Strona:Tadeusz Dołęga-Mostowicz - Ich dziecko.djvu/108

Z Wikiźródeł, wolnej biblioteki
Ta strona została uwierzytelniona.

— Z nikim nie jest mi tak wesoło i tak swojsko, jak z panią.
— A… z tamtą?… — zawołała Monika niespodziewane pytanie.
Był tak daleki myślą od Dolly, że nie zrozumiał:
— Z kim?
— Z tą, co panu róże przysyła.
Spoważniał:
— To jest zupełnie coś innego. Nie może być żadnych porównań.
Zapanowało milczenie.
— Gniewa się pan na mnie? — odezwała się Monika.
— Za co?
— Że jestem niedyskretna, że ośmielam się mówić o tamtej osobie, którą… dla której… która dla pana jest czymś…
— Och — wzruszył ramionami — proszę mi wierzyć, że niczym.
— Naprawdę?
— A jeżeli czymś była… to złą kartą w moim życiu.
— O, tak! — zawołała bez namysłu i w tej chwili umilkła zażenowana.
Justyn jednak nie zwrócił na to uwagi. W zamyśleniu podnosił z ziemi małe kamyki i ciskał nimi, starając się trafić w pień pobliskiej sosny.

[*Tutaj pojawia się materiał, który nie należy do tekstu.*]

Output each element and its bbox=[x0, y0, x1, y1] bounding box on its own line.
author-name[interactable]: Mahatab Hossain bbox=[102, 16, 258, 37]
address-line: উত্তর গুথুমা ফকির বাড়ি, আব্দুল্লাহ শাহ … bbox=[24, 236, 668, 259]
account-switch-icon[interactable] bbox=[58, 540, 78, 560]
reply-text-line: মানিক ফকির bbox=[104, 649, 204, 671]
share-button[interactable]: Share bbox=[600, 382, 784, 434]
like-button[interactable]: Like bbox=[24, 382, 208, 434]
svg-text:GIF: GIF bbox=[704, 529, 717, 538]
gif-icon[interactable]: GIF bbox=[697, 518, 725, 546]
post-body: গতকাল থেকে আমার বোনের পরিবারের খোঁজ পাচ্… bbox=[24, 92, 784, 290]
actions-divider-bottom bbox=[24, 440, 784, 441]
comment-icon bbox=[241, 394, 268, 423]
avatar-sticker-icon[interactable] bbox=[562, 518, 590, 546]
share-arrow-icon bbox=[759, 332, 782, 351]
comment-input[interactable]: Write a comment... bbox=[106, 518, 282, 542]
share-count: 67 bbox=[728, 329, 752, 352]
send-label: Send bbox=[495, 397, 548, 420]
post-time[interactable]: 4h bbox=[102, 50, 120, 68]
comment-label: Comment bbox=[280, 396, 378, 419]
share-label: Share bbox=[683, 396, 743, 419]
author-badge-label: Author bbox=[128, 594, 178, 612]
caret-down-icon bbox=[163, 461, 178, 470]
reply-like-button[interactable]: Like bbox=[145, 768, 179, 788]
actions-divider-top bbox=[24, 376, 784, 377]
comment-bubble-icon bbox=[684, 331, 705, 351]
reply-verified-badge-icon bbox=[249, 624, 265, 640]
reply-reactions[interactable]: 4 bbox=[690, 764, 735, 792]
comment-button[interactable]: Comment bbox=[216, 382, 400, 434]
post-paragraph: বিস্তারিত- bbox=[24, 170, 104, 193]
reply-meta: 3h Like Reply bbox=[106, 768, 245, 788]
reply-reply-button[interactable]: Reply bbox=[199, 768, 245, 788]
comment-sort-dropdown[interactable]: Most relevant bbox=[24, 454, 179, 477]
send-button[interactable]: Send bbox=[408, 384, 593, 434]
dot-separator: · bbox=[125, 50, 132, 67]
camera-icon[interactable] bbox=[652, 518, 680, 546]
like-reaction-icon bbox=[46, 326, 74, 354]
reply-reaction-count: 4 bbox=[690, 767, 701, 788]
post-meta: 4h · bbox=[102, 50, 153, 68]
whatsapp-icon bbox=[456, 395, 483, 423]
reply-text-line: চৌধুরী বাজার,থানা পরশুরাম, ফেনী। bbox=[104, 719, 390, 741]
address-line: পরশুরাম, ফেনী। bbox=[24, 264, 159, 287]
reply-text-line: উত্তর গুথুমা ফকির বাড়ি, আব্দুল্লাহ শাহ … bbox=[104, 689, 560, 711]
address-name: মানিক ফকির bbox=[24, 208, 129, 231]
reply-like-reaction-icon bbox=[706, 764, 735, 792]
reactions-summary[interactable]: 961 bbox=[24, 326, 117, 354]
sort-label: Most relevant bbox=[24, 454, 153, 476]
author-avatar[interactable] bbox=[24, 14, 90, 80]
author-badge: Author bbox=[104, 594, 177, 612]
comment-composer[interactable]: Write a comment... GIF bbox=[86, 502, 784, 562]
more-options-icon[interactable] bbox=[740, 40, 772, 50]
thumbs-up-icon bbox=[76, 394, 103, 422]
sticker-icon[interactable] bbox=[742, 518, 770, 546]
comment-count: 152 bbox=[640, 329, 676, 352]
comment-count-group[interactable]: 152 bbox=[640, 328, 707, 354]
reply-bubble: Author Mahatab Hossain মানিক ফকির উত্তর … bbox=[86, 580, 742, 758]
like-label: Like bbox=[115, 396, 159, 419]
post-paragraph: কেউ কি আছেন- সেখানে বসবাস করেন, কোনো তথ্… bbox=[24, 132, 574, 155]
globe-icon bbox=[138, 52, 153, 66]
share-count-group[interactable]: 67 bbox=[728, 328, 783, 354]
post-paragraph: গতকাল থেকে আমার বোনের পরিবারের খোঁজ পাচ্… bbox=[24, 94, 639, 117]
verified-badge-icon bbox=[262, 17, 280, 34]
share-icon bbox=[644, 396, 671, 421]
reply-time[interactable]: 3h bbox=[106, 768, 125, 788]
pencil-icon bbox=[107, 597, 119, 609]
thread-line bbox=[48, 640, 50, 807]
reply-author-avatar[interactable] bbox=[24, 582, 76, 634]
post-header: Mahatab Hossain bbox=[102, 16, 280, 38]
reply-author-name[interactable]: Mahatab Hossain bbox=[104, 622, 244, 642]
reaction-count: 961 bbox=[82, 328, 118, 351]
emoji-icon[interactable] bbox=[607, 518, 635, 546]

— Muszę to pani powiedzieć — zaczął po dłuższej pauzie. — Nie jest pani dzieckiem, czytała pani dużo książek… A wiem, że jest pani dla mnie bardzo życzliwa…
— Bardzo!
— Otóż… Owa kobieta była moim niedobrym snem. Zapytała mnie pani w Warszawie, czy to jest moja miłość. Teraz powiem — jeżeli żywiłem dla tej kobiety jakieś uczucie, mogę je nazwać tylko nienawiścią. Nie łączyło nas nic, absolutnie nic!… Owszem, byliśmy kochankami, ale, rozumie pani, to co powinno było być wszystkim, było niczym. I w tym właśnie tkwiła ohyda tego stosunku, którego nie umiem sobie przebaczyć. Proszę mi nie mieć za złe, panno Moniko, że wylewam przed panią te moje smutne i brzydkie zwierzenia. Ale musiałem… To, widzi pani, rodzaj spowiedzi. Tym samym jakby oczyszczam swoją pamięć i przekreślam przeszłość.